Kinghorn in the Kingdom of Fife

A view of Kinghorn on the Firth of Forth taken from the Fife Coastal Path with rain falling in the distance over Edinburgh. Kinghorn  is a town in FifeScotland. A seaside resort with two beaches, Kinghorn Beach and Pettycur Bay, plus a fishing port, it stands on the north shore of the Firth of Forth opposite Edinburgh. According to the 2008 population estimate, the town has a population of 2,930.
Known as the place where King Alexander III of Scotland died, it lies on the A921 road and the Fife Coastal Path. Kinghorn railway station is on the Edinburgh to Aberdeen and Fife Circle railway lines. Kinghorn only has a primary school so high school pupils must travel by bus to Balwearie High School in Kirkcaldy.

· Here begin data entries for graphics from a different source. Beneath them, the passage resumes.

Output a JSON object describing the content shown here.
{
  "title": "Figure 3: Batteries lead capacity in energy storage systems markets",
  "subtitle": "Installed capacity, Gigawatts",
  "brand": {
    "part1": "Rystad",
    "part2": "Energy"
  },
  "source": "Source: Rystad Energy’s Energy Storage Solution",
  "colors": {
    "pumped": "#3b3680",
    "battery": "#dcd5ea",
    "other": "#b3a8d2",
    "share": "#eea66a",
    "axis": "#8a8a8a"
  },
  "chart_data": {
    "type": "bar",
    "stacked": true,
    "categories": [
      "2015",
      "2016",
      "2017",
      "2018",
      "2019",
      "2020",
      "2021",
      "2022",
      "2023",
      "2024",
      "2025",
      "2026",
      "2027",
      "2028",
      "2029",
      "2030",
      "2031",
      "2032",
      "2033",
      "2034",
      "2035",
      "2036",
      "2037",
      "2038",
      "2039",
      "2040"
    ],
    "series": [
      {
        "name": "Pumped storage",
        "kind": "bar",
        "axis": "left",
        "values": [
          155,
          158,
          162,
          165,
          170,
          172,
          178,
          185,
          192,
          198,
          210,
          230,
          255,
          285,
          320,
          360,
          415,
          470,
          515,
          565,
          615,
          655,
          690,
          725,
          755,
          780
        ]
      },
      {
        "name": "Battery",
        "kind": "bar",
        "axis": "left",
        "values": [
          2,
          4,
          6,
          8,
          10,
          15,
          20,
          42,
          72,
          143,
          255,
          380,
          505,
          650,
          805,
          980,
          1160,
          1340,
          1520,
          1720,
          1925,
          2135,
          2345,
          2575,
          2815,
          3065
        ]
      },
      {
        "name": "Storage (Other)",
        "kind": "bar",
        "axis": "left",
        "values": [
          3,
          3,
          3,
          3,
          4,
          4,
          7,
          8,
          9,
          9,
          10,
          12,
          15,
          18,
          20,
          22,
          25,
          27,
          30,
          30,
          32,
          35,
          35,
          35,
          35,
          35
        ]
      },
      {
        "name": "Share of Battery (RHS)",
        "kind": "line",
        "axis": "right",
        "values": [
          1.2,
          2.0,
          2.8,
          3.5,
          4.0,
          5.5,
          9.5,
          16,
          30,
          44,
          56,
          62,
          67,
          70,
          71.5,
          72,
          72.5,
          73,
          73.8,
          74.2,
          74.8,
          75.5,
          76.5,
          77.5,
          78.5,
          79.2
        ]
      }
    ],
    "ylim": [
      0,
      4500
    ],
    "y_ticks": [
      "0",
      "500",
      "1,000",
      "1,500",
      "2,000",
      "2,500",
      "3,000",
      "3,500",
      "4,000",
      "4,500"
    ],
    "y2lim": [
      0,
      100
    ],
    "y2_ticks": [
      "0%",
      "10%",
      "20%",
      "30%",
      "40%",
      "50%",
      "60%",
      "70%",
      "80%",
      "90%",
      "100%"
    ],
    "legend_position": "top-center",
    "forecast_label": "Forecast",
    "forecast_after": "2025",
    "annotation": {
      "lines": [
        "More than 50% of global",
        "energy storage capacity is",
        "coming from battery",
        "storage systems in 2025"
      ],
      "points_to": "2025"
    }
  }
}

The town’s lifeboat station is one of Scotland’s busiest – regularly getting called out to all sorts of emergencies in the Firth. The meaning of the name Kinghorn derives from the Gaelic ceann gronn, ‘head of the bog’. 
The historic Royal Burgh of Kinghorn lies on the golden coastline of the Kingdom of Fife. The former castle in Kinghorn was frequently visited by the Scottish Court in the period of the House of Dunkeld. The King’s castle, controlling the sea way, stood on the headland above Pettycur. A later structure, Glamis Tower, stood just behind the High Street. Both buildings have totally disappeared and the sites built over in modern times. It was because of King Alexander III wanting to return to Kinghorn to see his new wife that he fell on the horseride from Burntisland and was found dead on the beach of Pettycur bay.
The castle remained an important possession of the Scottish crown, and this was recognised by the creation of the Earldom of Kinghorne in 1606. A burn fed from the freshwater Kinghorn Loch above the town once provided the town with its water and subsequently provided the source of power to drive the machinery of flax mills. 
The old town was dramatically transformed in 1846 by the construction of the railway viaduct across the valley of the burn and the opening of Kinghorn Station by the Edinburgh and Northern Railway which had its terminus at Burntisland for ferries across the Forth to Granton. Much of the former horse ferry traffic from Pettycur bay was lost to Burntisland. 
Following the opening of the Forth Railway Bridge in 1890,the North British Railway started to promote Kinghorn’s picturesque sheltered bay and beach as a resort which led to considerable development of the town.